La maladie rénale chronique (MRC) est une affection progressive et silencieuse. Elle s’accompagne de nombreuses complications – notamment cardiovasculaires, hématologiques, neurologiques et osseuses – et d’une morbi-mortalité élevée. Les causes de mortalité sont surtout cardiovasculaires. Pourtant, les facteurs de risque traditionnels n’expliquent pas à eux seuls ce sur-risque, laissant la place à des facteurs de risque spécifiques liés à la MRC et surtout à l’inflammation associée. En effet, au cours de la MRC, la diminution du débit de filtration glomérulaire induit la rétention de nombreux métabolites, regroupés sous le terme générique de « toxines urémiques ». Celles-ci exercent leurs actions biologiques via l’induction d’un état inflammatoire et d’un stress oxydatif intéressant plusieurs types cellulaires et entraînant des effets néfastes dans différents organes. Les actions de ces toxines dépendent de leur poids moléculaire. Seules celles de bas poids moléculaire (moins de 500 kDa) sont éliminées par la dialyse. Cependant, la fixation à l’albumine augmente encore les difficultés d’épuration. Ainsi, une petite molécule comme l’urée a un effet direct sur l’activation et la survie des cellules musculaires et endothéliales.

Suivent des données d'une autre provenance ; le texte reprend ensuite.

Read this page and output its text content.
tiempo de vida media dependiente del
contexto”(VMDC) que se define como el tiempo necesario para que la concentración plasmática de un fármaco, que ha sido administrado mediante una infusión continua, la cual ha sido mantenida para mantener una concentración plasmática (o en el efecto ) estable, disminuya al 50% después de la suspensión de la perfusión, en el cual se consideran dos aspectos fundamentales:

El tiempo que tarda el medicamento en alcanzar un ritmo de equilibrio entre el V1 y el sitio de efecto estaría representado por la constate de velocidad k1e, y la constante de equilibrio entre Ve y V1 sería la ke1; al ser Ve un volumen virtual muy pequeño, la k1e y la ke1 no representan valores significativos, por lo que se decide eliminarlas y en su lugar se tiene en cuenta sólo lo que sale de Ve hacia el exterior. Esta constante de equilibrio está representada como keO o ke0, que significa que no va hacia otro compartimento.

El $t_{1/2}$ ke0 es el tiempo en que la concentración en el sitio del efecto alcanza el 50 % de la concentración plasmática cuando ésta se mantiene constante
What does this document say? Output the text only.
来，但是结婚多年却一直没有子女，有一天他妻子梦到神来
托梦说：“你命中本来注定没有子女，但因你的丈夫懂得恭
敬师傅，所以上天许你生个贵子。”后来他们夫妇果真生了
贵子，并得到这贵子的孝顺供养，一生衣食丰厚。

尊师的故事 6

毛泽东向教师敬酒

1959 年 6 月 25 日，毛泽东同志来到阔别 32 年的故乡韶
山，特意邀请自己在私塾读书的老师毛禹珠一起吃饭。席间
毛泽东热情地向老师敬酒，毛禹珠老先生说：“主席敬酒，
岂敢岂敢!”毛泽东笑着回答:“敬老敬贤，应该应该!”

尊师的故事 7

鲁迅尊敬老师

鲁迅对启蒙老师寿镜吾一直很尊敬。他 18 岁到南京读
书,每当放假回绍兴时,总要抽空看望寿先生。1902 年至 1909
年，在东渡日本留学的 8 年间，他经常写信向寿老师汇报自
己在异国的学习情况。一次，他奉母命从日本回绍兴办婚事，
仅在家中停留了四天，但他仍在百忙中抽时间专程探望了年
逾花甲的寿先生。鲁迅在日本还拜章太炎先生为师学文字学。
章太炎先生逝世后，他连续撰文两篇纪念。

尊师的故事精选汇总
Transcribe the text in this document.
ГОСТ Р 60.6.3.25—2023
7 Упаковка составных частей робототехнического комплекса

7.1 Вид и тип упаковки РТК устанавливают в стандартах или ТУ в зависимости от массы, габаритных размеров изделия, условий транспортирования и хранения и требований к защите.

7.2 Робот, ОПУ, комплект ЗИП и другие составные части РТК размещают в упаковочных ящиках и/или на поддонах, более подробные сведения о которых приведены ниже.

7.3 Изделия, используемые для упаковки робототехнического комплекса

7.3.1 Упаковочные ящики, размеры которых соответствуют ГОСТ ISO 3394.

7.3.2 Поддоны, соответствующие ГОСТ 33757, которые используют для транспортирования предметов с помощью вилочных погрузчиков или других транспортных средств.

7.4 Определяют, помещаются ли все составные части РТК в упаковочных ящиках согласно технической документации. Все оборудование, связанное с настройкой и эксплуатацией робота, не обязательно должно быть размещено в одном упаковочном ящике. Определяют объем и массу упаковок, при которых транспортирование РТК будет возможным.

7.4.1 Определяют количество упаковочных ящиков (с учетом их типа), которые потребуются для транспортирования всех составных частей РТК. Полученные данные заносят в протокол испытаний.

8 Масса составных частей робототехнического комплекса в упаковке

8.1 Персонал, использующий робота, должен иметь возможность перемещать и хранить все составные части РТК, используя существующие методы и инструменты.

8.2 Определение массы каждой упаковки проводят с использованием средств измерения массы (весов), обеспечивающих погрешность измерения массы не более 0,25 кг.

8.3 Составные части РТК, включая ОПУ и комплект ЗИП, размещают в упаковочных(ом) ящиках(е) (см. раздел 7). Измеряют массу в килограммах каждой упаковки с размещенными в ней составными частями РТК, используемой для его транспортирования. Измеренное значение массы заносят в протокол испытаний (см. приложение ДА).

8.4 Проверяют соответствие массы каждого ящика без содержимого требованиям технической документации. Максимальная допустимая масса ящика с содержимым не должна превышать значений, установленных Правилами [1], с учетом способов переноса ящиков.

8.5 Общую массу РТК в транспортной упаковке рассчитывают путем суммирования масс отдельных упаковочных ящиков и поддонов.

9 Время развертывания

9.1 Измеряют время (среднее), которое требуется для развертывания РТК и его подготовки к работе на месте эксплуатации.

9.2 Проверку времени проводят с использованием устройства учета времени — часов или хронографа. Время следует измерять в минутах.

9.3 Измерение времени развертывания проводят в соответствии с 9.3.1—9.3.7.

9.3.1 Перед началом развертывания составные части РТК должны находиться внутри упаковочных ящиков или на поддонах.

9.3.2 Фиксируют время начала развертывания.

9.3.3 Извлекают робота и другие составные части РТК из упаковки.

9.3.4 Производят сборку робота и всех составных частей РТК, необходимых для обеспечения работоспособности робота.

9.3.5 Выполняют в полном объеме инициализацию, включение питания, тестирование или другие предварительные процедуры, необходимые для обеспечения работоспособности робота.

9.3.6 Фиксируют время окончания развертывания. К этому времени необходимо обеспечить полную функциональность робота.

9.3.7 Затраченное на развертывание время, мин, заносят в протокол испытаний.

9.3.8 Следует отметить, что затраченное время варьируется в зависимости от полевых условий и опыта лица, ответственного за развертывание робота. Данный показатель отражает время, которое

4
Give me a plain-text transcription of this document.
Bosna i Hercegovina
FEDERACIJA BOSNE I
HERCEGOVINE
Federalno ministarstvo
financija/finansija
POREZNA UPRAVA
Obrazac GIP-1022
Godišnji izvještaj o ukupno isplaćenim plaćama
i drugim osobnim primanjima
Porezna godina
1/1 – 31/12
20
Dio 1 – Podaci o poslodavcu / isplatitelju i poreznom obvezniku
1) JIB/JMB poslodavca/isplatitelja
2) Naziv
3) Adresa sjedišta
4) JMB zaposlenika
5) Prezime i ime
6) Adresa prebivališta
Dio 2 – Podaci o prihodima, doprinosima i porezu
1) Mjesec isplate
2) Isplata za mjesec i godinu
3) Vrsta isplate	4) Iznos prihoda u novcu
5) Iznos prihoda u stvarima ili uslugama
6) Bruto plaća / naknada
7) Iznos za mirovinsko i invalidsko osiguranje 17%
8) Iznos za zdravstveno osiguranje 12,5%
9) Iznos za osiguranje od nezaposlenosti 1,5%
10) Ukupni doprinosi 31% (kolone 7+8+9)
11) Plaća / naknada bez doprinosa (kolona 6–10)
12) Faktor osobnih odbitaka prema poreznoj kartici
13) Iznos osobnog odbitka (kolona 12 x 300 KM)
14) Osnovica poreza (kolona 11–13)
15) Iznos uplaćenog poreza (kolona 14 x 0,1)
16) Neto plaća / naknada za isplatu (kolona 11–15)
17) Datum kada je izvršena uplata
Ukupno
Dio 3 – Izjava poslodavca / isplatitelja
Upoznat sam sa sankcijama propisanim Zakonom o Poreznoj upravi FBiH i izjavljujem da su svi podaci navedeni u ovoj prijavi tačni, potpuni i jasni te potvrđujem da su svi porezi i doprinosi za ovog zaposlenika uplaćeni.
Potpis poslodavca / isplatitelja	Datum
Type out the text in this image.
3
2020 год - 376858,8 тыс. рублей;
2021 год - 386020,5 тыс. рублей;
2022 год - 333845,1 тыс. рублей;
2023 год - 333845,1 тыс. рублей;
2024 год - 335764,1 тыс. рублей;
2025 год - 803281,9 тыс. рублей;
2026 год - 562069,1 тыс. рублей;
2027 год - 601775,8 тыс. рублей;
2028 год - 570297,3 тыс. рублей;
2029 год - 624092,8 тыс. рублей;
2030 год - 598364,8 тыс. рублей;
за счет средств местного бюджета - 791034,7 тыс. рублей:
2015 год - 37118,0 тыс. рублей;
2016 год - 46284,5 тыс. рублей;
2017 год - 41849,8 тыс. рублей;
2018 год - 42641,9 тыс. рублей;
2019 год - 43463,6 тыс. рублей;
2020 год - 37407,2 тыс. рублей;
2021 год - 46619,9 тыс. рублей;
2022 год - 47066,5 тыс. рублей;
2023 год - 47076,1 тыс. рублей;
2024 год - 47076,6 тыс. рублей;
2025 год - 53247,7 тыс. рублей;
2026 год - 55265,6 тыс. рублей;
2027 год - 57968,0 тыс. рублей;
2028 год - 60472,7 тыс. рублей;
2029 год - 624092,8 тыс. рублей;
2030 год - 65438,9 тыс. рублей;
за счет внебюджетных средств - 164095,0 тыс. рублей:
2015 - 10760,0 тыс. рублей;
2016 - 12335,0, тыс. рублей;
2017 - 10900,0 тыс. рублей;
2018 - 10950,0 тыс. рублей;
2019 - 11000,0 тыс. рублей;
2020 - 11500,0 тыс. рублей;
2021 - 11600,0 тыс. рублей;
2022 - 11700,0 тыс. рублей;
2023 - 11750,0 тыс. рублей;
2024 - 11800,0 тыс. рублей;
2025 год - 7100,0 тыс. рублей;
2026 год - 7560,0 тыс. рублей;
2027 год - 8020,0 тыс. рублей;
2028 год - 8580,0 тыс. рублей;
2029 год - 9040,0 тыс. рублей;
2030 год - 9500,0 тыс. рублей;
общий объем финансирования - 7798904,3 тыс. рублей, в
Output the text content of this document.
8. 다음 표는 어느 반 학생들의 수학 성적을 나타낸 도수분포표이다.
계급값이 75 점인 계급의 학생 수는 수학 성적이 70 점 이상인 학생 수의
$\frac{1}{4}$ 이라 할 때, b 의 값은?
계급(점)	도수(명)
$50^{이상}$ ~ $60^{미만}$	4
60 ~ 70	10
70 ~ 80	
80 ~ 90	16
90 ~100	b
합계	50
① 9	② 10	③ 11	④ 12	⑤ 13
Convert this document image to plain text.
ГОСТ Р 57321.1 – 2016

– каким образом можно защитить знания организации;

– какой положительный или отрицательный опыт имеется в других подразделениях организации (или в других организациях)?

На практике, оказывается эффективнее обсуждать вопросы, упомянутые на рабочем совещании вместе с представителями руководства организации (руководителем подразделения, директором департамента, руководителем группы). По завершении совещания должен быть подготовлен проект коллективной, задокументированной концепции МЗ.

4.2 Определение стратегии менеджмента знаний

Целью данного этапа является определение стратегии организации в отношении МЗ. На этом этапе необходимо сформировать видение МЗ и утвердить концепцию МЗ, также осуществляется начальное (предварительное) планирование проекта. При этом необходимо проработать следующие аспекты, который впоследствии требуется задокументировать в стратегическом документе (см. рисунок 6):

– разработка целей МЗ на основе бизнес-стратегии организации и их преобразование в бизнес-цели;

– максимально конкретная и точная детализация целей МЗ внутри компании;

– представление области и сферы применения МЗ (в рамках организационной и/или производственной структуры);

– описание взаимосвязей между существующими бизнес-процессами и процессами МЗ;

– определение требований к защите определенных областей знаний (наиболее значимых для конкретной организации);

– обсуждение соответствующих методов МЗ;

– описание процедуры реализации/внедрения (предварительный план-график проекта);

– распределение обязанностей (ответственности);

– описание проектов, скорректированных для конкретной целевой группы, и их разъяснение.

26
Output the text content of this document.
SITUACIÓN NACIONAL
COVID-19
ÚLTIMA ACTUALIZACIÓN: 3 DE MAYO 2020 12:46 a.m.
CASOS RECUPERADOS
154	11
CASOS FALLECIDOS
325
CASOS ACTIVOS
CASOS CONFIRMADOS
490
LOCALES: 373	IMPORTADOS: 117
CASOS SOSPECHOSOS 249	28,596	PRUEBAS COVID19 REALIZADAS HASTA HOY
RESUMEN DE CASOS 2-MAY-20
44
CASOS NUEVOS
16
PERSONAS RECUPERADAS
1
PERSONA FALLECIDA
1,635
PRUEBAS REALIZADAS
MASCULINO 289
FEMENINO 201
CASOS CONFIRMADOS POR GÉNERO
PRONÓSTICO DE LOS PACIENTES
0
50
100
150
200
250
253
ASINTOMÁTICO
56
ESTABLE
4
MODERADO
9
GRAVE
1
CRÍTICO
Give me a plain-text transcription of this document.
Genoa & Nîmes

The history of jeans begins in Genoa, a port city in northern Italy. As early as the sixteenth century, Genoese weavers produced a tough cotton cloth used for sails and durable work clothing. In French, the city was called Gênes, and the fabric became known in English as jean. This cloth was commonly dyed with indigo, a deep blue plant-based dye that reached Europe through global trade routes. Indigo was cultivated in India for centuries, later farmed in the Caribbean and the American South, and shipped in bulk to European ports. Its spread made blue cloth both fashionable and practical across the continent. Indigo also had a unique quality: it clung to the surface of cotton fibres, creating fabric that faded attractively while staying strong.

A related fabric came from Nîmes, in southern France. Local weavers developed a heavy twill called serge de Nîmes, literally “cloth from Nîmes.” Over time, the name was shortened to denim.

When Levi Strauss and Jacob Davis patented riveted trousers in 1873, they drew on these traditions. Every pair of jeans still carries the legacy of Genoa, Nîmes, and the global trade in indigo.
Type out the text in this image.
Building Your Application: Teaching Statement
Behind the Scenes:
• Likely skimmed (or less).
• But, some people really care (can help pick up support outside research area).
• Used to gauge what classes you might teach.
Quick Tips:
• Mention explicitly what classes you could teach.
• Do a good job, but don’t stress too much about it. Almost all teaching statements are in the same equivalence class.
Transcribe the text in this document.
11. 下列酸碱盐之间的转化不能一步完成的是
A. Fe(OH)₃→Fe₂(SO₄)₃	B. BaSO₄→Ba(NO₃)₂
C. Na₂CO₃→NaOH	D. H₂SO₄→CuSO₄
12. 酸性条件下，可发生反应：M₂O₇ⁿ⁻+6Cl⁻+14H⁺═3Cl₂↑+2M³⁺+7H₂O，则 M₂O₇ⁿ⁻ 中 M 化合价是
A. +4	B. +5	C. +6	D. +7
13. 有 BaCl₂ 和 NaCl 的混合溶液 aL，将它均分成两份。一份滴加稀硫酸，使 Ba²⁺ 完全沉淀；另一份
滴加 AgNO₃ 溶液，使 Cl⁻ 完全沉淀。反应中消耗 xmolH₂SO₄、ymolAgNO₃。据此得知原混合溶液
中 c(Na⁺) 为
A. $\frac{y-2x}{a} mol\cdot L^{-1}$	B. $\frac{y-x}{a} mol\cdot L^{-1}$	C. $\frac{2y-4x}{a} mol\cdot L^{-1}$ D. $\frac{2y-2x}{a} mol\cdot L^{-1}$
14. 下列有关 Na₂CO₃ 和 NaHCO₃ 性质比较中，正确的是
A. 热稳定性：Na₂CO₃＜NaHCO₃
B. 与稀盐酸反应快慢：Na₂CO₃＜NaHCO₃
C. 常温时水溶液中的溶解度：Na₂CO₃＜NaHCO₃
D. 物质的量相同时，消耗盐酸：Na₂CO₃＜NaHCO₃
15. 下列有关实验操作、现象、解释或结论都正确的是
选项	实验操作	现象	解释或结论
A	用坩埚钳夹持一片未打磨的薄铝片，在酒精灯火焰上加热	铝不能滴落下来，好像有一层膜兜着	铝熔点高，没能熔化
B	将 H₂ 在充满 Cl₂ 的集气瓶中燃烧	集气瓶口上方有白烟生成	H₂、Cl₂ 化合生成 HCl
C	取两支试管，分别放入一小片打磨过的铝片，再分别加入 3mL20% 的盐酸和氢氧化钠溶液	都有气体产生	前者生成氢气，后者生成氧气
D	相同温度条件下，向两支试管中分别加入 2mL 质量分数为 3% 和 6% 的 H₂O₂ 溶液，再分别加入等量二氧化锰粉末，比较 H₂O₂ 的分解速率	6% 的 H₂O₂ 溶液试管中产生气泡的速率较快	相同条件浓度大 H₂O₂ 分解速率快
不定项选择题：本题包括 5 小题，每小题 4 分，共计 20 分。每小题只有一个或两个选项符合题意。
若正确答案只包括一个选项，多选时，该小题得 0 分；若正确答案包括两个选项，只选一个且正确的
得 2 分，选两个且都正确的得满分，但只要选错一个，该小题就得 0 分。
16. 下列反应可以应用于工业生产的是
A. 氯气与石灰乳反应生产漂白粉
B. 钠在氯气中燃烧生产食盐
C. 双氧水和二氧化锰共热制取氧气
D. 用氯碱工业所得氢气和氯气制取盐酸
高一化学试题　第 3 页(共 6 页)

Le lien important entre les toxines urémiques et les complications de la MRC justifie des stratégies thérapeutiques non pas pour traiter les causes de la toxicité urémique mais pour réduire ses conséquences. Il peut s’agir de l’utilisation d’un régime faible en protéines, qui apporte une modulation favorable du microbiote, d’hypolipidémiants pour corriger les troubles lipidiques, d’inhibiteurs des cytokines comme l’interleukine-1 (IL-1) ou l’IL-6 pour diminuer la sévérité de l’inflammation et du stress oxydatif. Outre par les médicaments, on peut aussi améliorer la qualité de l’épuration par la nature des membranes de dialyse. Des efforts de recherche sont nécessaires pour réduire la production et la rétention des toxines urémiques et limiter ainsi leurs effets néfastes sur les différents organes.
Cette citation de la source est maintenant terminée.